Real property is commonly owned by two or more persons or parties. A common example is a parcel of real property that is given to two or more siblings by their father, or that is owned by a partnership. If the co-owners agree on management or sale of the parcel, they can share its benefits for many years. If, however, the co-owners disagree on whether to sell the property or on how to manage it, Pennsylvania law gives them the right to resolve their property dispute by asking the court to divide the property.
The lawsuit, known as a partition action, must be brought in the county where all or part of the real estate is located. Any joint owner may bring the action. The remaining co-owners must be joined as defendants. If a parcel can be divided without adversely affecting the interests of the other owners, the court shall divide it proportionately among the co-owners according to their interests.

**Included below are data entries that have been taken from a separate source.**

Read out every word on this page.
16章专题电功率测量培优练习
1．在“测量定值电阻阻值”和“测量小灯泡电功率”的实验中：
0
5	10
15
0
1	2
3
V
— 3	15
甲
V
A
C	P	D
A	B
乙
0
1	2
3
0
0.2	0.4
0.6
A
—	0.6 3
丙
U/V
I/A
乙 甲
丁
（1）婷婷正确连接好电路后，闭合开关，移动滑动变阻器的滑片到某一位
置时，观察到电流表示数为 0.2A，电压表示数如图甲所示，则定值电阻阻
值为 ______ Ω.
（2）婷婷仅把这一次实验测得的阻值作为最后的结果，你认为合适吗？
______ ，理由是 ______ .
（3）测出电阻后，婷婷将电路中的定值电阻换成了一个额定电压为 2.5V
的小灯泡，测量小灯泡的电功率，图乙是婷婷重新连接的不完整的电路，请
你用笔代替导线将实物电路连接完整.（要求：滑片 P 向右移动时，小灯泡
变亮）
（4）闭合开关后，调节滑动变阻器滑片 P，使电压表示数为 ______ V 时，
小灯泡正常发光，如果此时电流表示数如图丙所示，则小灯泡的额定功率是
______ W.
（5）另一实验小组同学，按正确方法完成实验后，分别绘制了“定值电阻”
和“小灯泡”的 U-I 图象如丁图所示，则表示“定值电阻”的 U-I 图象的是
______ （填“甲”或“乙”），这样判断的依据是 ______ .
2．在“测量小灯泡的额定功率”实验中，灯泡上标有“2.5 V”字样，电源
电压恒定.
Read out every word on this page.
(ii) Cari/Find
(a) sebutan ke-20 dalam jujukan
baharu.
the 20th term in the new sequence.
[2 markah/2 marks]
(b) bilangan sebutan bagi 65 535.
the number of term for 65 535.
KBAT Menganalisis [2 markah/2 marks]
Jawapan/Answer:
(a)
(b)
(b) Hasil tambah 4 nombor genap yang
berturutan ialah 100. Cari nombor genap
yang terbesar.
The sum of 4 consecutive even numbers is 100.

If the property cannot be divided in this manner, the court must divide it as equitably as possible among the co-owners, with any difference in value made up by payments in cash from the owner receiving greater value to the owner, or owners, receiving lesser value.
Majority owners can object in writing to a partition and ask the court to direct its sale and fix a value for the land. In such cases, the majority owners usually buy out the interests of the minority owners on terms fixed by the court. The statute governing partition actions sets forth a step-by-step procedure that is designed to ensure fairness to all parties and to protect the value of the land. Anyone who is considering a partition action may benefit from getting more information about real estate law.